The 47 members of the United Nations’ top rights body on Monday accepted without a vote a resolution urging the probe presented by Iraq and supported by more than 100 states.
The diplomats reached their decision after spending the day listening to details of horrendous abuses and crimes attributed to the jihadist group calling itself the Islamic State, including massacres, forced conversions, abductions, slavery, sexual violence and the use of children as soldiers and suicide bombers.
“We are facing a terrorist monster,” Iraqi Human Rights Minister Mohammed Shia al-Sudani told the council, decrying acts “equivalent to genocide and crimes against humanity”.
The special session was called at Baghdad’s request, with support from the five permanent members of the UN Security Council – Britain, China, France, Russia and the US – among other countries.

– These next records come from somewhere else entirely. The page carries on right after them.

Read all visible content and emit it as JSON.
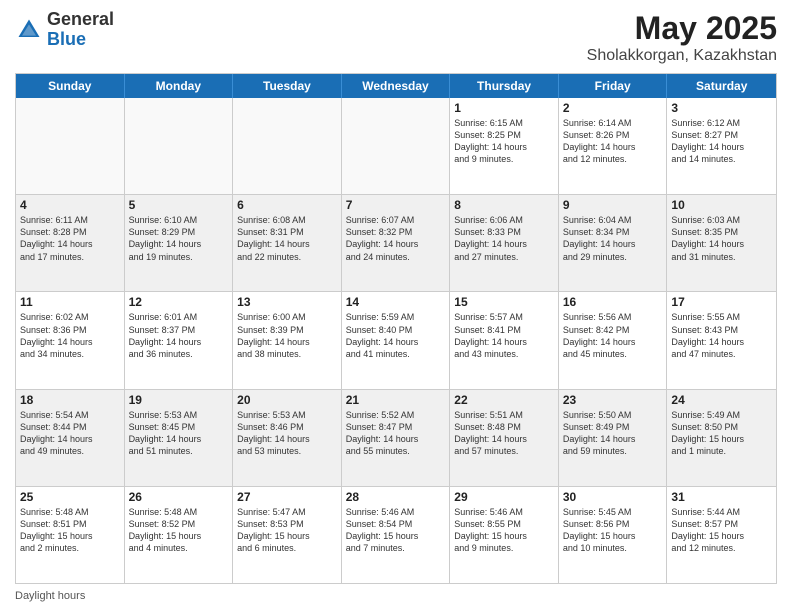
{
  "header": {
    "logo_general": "General",
    "logo_blue": "Blue",
    "month_year": "May 2025",
    "location": "Sholakkorgan, Kazakhstan"
  },
  "days_of_week": [
    "Sunday",
    "Monday",
    "Tuesday",
    "Wednesday",
    "Thursday",
    "Friday",
    "Saturday"
  ],
  "footer": {
    "daylight_label": "Daylight hours"
  },
  "weeks": [
    [
      {
        "day": "",
        "info": "",
        "empty": true
      },
      {
        "day": "",
        "info": "",
        "empty": true
      },
      {
        "day": "",
        "info": "",
        "empty": true
      },
      {
        "day": "",
        "info": "",
        "empty": true
      },
      {
        "day": "1",
        "info": "Sunrise: 6:15 AM\nSunset: 8:25 PM\nDaylight: 14 hours\nand 9 minutes.",
        "empty": false
      },
      {
        "day": "2",
        "info": "Sunrise: 6:14 AM\nSunset: 8:26 PM\nDaylight: 14 hours\nand 12 minutes.",
        "empty": false
      },
      {
        "day": "3",
        "info": "Sunrise: 6:12 AM\nSunset: 8:27 PM\nDaylight: 14 hours\nand 14 minutes.",
        "empty": false
      }
    ],
    [
      {
        "day": "4",
        "info": "Sunrise: 6:11 AM\nSunset: 8:28 PM\nDaylight: 14 hours\nand 17 minutes.",
        "empty": false
      },
      {
        "day": "5",
        "info": "Sunrise: 6:10 AM\nSunset: 8:29 PM\nDaylight: 14 hours\nand 19 minutes.",
        "empty": false
      },
      {
        "day": "6",
        "info": "Sunrise: 6:08 AM\nSunset: 8:31 PM\nDaylight: 14 hours\nand 22 minutes.",
        "empty": false
      },
      {
        "day": "7",
        "info": "Sunrise: 6:07 AM\nSunset: 8:32 PM\nDaylight: 14 hours\nand 24 minutes.",
        "empty": false
      },
      {
        "day": "8",
        "info": "Sunrise: 6:06 AM\nSunset: 8:33 PM\nDaylight: 14 hours\nand 27 minutes.",
        "empty": false
      },
      {
        "day": "9",
        "info": "Sunrise: 6:04 AM\nSunset: 8:34 PM\nDaylight: 14 hours\nand 29 minutes.",
        "empty": false
      },
      {
        "day": "10",
        "info": "Sunrise: 6:03 AM\nSunset: 8:35 PM\nDaylight: 14 hours\nand 31 minutes.",
        "empty": false
      }
    ],
    [
      {
        "day": "11",
        "info": "Sunrise: 6:02 AM\nSunset: 8:36 PM\nDaylight: 14 hours\nand 34 minutes.",
        "empty": false
      },
      {
        "day": "12",
        "info": "Sunrise: 6:01 AM\nSunset: 8:37 PM\nDaylight: 14 hours\nand 36 minutes.",
        "empty": false
      },
      {
        "day": "13",
        "info": "Sunrise: 6:00 AM\nSunset: 8:39 PM\nDaylight: 14 hours\nand 38 minutes.",
        "empty": false
      },
      {
        "day": "14",
        "info": "Sunrise: 5:59 AM\nSunset: 8:40 PM\nDaylight: 14 hours\nand 41 minutes.",
        "empty": false
      },
      {
        "day": "15",
        "info": "Sunrise: 5:57 AM\nSunset: 8:41 PM\nDaylight: 14 hours\nand 43 minutes.",
        "empty": false
      },
      {
        "day": "16",
        "info": "Sunrise: 5:56 AM\nSunset: 8:42 PM\nDaylight: 14 hours\nand 45 minutes.",
        "empty": false
      },
      {
        "day": "17",
        "info": "Sunrise: 5:55 AM\nSunset: 8:43 PM\nDaylight: 14 hours\nand 47 minutes.",
        "empty": false
      }
    ],
    [
      {
        "day": "18",
        "info": "Sunrise: 5:54 AM\nSunset: 8:44 PM\nDaylight: 14 hours\nand 49 minutes.",
        "empty": false
      },
      {
        "day": "19",
        "info": "Sunrise: 5:53 AM\nSunset: 8:45 PM\nDaylight: 14 hours\nand 51 minutes.",
        "empty": false
      },
      {
        "day": "20",
        "info": "Sunrise: 5:53 AM\nSunset: 8:46 PM\nDaylight: 14 hours\nand 53 minutes.",
        "empty": false
      },
      {
        "day": "21",
        "info": "Sunrise: 5:52 AM\nSunset: 8:47 PM\nDaylight: 14 hours\nand 55 minutes.",
        "empty": false
      },
      {
        "day": "22",
        "info": "Sunrise: 5:51 AM\nSunset: 8:48 PM\nDaylight: 14 hours\nand 57 minutes.",
        "empty": false
      },
      {
        "day": "23",
        "info": "Sunrise: 5:50 AM\nSunset: 8:49 PM\nDaylight: 14 hours\nand 59 minutes.",
        "empty": false
      },
      {
        "day": "24",
        "info": "Sunrise: 5:49 AM\nSunset: 8:50 PM\nDaylight: 15 hours\nand 1 minute.",
        "empty": false
      }
    ],
    [
      {
        "day": "25",
        "info": "Sunrise: 5:48 AM\nSunset: 8:51 PM\nDaylight: 15 hours\nand 2 minutes.",
        "empty": false
      },
      {
        "day": "26",
        "info": "Sunrise: 5:48 AM\nSunset: 8:52 PM\nDaylight: 15 hours\nand 4 minutes.",
        "empty": false
      },
      {
        "day": "27",
        "info": "Sunrise: 5:47 AM\nSunset: 8:53 PM\nDaylight: 15 hours\nand 6 minutes.",
        "empty": false
      },
      {
        "day": "28",
        "info": "Sunrise: 5:46 AM\nSunset: 8:54 PM\nDaylight: 15 hours\nand 7 minutes.",
        "empty": false
      },
      {
        "day": "29",
        "info": "Sunrise: 5:46 AM\nSunset: 8:55 PM\nDaylight: 15 hours\nand 9 minutes.",
        "empty": false
      },
      {
        "day": "30",
        "info": "Sunrise: 5:45 AM\nSunset: 8:56 PM\nDaylight: 15 hours\nand 10 minutes.",
        "empty": false
      },
      {
        "day": "31",
        "info": "Sunrise: 5:44 AM\nSunset: 8:57 PM\nDaylight: 15 hours\nand 12 minutes.",
        "empty": false
      }
    ]
  ]
}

“The reports we have received reveal acts of inhumanity on an unimaginable scale,” deputy UN rights chief Flavia Pansieri told diplomats from the 47 member states as she opened the emergency session.
The IS has grabbed large swaths of Iraq’s Sunni heartland since June 9. It has also occupied parts of Syria and declared a “caliphate” in a region straddling the two countries.

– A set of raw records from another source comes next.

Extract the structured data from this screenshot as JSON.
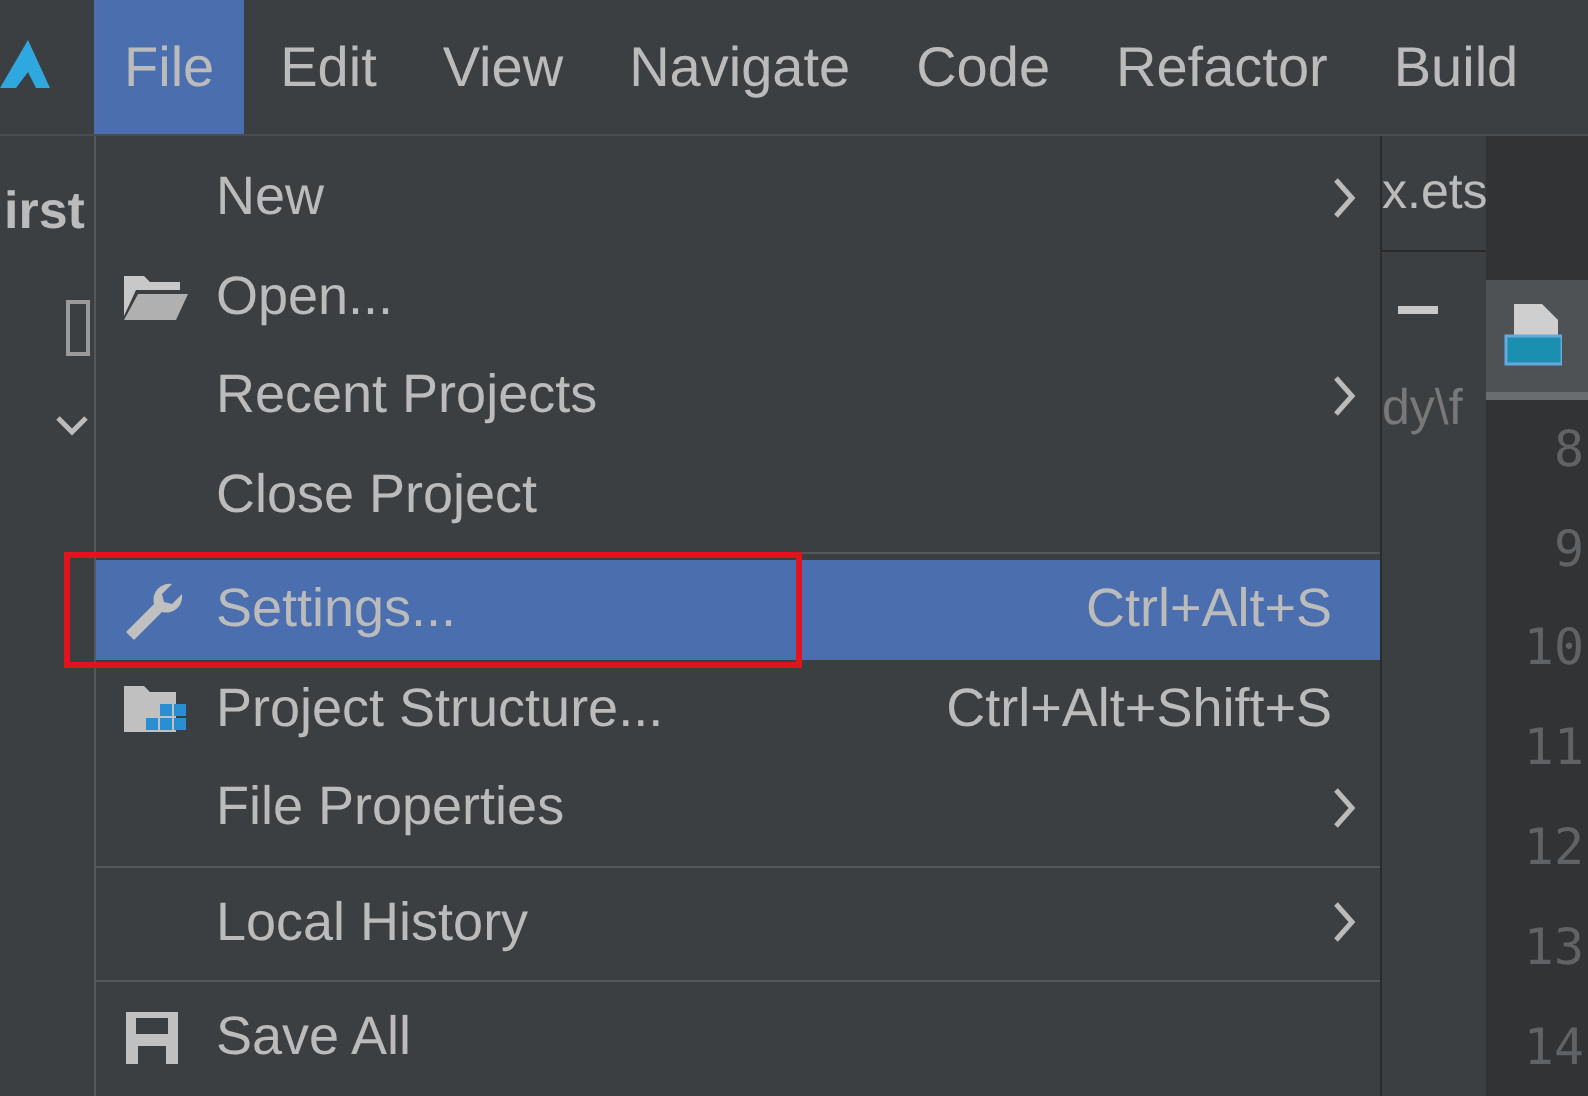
{
  "menubar": {
    "items": [
      {
        "label": "File",
        "selected": true
      },
      {
        "label": "Edit",
        "selected": false
      },
      {
        "label": "View",
        "selected": false
      },
      {
        "label": "Navigate",
        "selected": false
      },
      {
        "label": "Code",
        "selected": false
      },
      {
        "label": "Refactor",
        "selected": false
      },
      {
        "label": "Build",
        "selected": false
      }
    ]
  },
  "project_panel": {
    "title": "irst"
  },
  "file_menu": {
    "items": [
      {
        "kind": "plain",
        "label": "New",
        "submenu": true,
        "selected": false
      },
      {
        "kind": "folder",
        "label": "Open...",
        "selected": false
      },
      {
        "kind": "plain",
        "label": "Recent Projects",
        "submenu": true,
        "selected": false
      },
      {
        "kind": "plain",
        "label": "Close Project",
        "selected": false
      },
      {
        "kind": "separator"
      },
      {
        "kind": "wrench",
        "label": "Settings...",
        "shortcut": "Ctrl+Alt+S",
        "selected": true,
        "framed": true
      },
      {
        "kind": "structure",
        "label": "Project Structure...",
        "shortcut": "Ctrl+Alt+Shift+S",
        "selected": false
      },
      {
        "kind": "plain",
        "label": "File Properties",
        "submenu": true,
        "selected": false
      },
      {
        "kind": "separator"
      },
      {
        "kind": "plain",
        "label": "Local History",
        "submenu": true,
        "selected": false
      },
      {
        "kind": "separator"
      },
      {
        "kind": "save",
        "label": "Save All",
        "selected": false
      }
    ]
  },
  "editor": {
    "tab": "x.ets",
    "path": "dy\\f",
    "line_numbers": [
      "8",
      "9",
      "10",
      "11",
      "12",
      "13",
      "14"
    ]
  }
}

The group has shocked the world with filmed massacres and beheadings, including that of US journalist James Foley.
At least 1420 people were killed in the country last month alone, according to fresh UN numbers issued Monday, while more than 1.8 million people have fled their homes since the beginning of the year.

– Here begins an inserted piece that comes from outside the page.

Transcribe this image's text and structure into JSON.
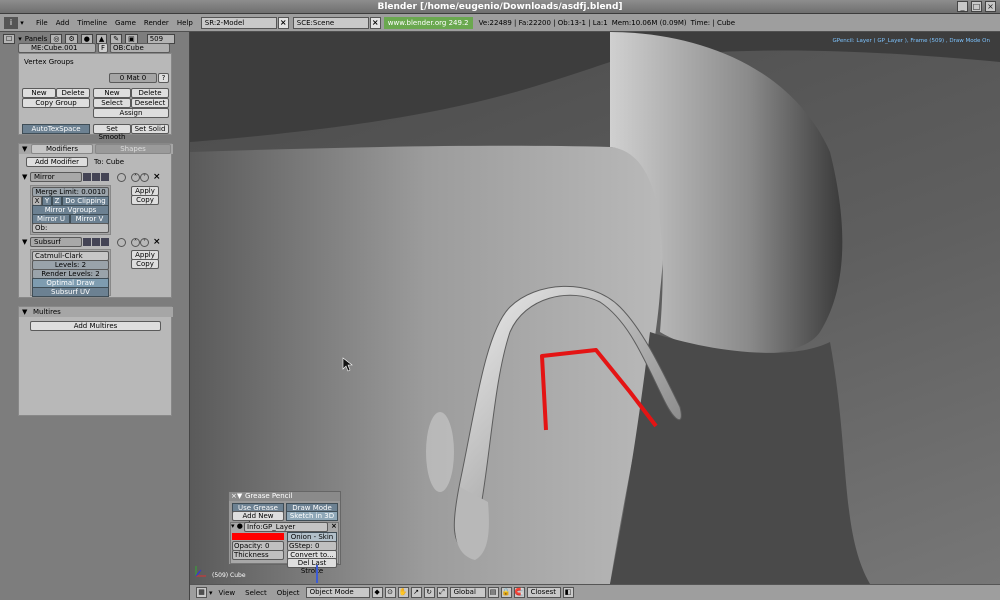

The UN has accused the group of committing war crimes and crimes against humanity, including “ethnic and religious cleansing”, and has warned of the risk of “genocide” in parts of Iraq.
Sudani stressed that “the acts of the IS are a threat not only to Iraq but to the whole region,” warning they posed “an imminent danger for all countries of the world”.
The resolution adopted Monday condemned “in the strongest possible terms systematic violations and abuses of human rights and violations of international humanitarian law resulting from the terrorist acts committed by ISIL (IS) and associated groups”.
The fact-finding mission will count 11 investigators who should make it to Iraq within the next couple of weeks, a spokesman for the UN human rights office said.
Their aim will be to gather evidence against the IS perpetrators for use in possible future prosecution, for instance by the International Criminal Court.